Conclusion
p. 137-138
Texte intégral
1Les émotions sont présentes et jouent un rôle important dans le processus d’organisation politique du mouvement de soutien à Ayotzinapa. Multiples et différentes, leurs impacts sur la mobilisation le sont tout autant. La présence d’une émotion ne signifie pas l’absence d’une autre, et elles varient suivant les personnes. La plupart du temps se joue une lutte entre les émotions qui favorisent la mobilisation et celles qui, au contraire, la freinent.
2Des émotions favorisent l’engagement, comme l’indignation et la colère, et restent présentes durant tout le mouvement. Elles ne sont néanmoins pas suffisantes pour que se prolonge une mobilisation, au contraire de la joie, du sentiment d’appartenance à un groupe, de la solidarité, de l’affirmation de ses principes moraux, de l’espoir de voir la situation du pays changer et de la responsabilité ressentie par les militants.
3D’autres émotions ont en revanche un effet négatif sur la mobilisation, comme la perte d’espoir face à l’absence de résolution du conflit après plusieurs mois de lutte, la fatigue émotionnelle des militants, la résignation, la colère et la frustration, fruits de tensions internes. Selon contre qui elle est dirigée, une émotion, telle que la colère, peut avoir un impact différent sur la mobilisation. La peur joue également un rôle complexe. Elle est, dans un premier temps, niée, et sa cible change : les manifestants disent ne plus avoir peur de la répression gouvernementale, mais ils expriment leurs craintes vis-à-vis du futur de leur pays. En cela, la peur devient un moteur de la mobilisation. Pourtant, avec la baisse de la participation, elle est à nouveau présente et devient un frein à la mobilisation. Émotions et mobilisation sont intrinsèquement liées.

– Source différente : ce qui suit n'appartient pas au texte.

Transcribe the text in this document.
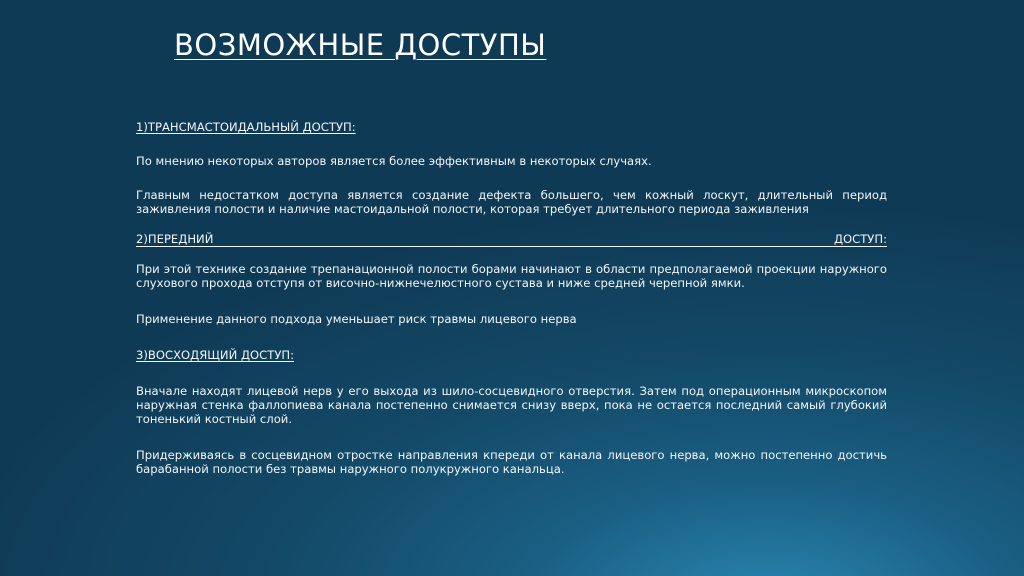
ВОЗМОЖНЫЕ ДОСТУПЫ

1)ТРАНСМАСТОИДАЛЬНЫЙ ДОСТУП:

По мнению некоторых авторов является более эффективным в некоторых случаях.

Главным недостатком доступа является создание дефекта большего, чем кожный лоскут, длительный период заживления полости и наличие мастоидальной полости, которая требует длительного периода заживления

2)ПЕРЕДНИЙ	ДОСТУП:

При этой технике создание трепанационной полости борами начинают в области предполагаемой проекции наружного слухового прохода отступя от височно-нижнечелюстного сустава и ниже средней черепной ямки.

Применение данного подхода уменьшает риск травмы лицевого нерва

3)ВОСХОДЯЩИЙ ДОСТУП:

Вначале находят лицевой нерв у его выхода из шило-сосцевидного отверстия. Затем под операционным микроскопом наружная стенка фаллопиева канала постепенно снимается снизу вверх, пока не остается последний самый глубокий тоненький костный слой.

Придерживаясь в сосцевидном отростке направления кпереди от канала лицевого нерва, можно постепенно достичь барабанной полости без травмы наружного полукружного канальца.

4Par ailleurs, les émotions ne sont pas toutes spontanées. Le gouvernement cherche à créer la peur chez les manifestants et à faire naître dans la société des émotions négatives à l’égard de la mobilisation, alors que celles qui favorisent l’engagement sont sollicitées et amplifiées par les organisateurs du mouvement.
5Les émotions seules ne font pas un mouvement. Elles sont imbriquées au politique. Les étudiants se sentent investis d’une responsabilité quant à l’élévation du débat à un niveau politique. La colère et l’indignation vont être canalisées contre un ennemi commun qui, dans le cas d’Ayotzinapa, est le gouvernement fédéral. La désignation de cet ennemi commun et le partage d’une même colère à son encontre va permettre la convergence de nombreuses luttes. Les émotions permettent d’unir au-delà des différences. Pourtant, la défense de leurs valeurs morales respectives, définissant leurs moyens d’action, va être un obstacle à la naissance d’une organisation durable capable de fédérer toutes ces luttes. La joie d’être ensemble et d’être des milliers à lutter pour une cause commune se heurtent à l’envie de chaque organisation de conserver des traditions militantes singulières liées aux valeurs morales défendues. Le débat est au cœur des demandes des étudiants, mais la bureaucratisation de l’organisation semble s’opposer aux valeurs qu’ils défendent : soit la mobilisation étudiante s’institutionnalise et perd sa raison d’être initiale, soit elle n’est que temporaire.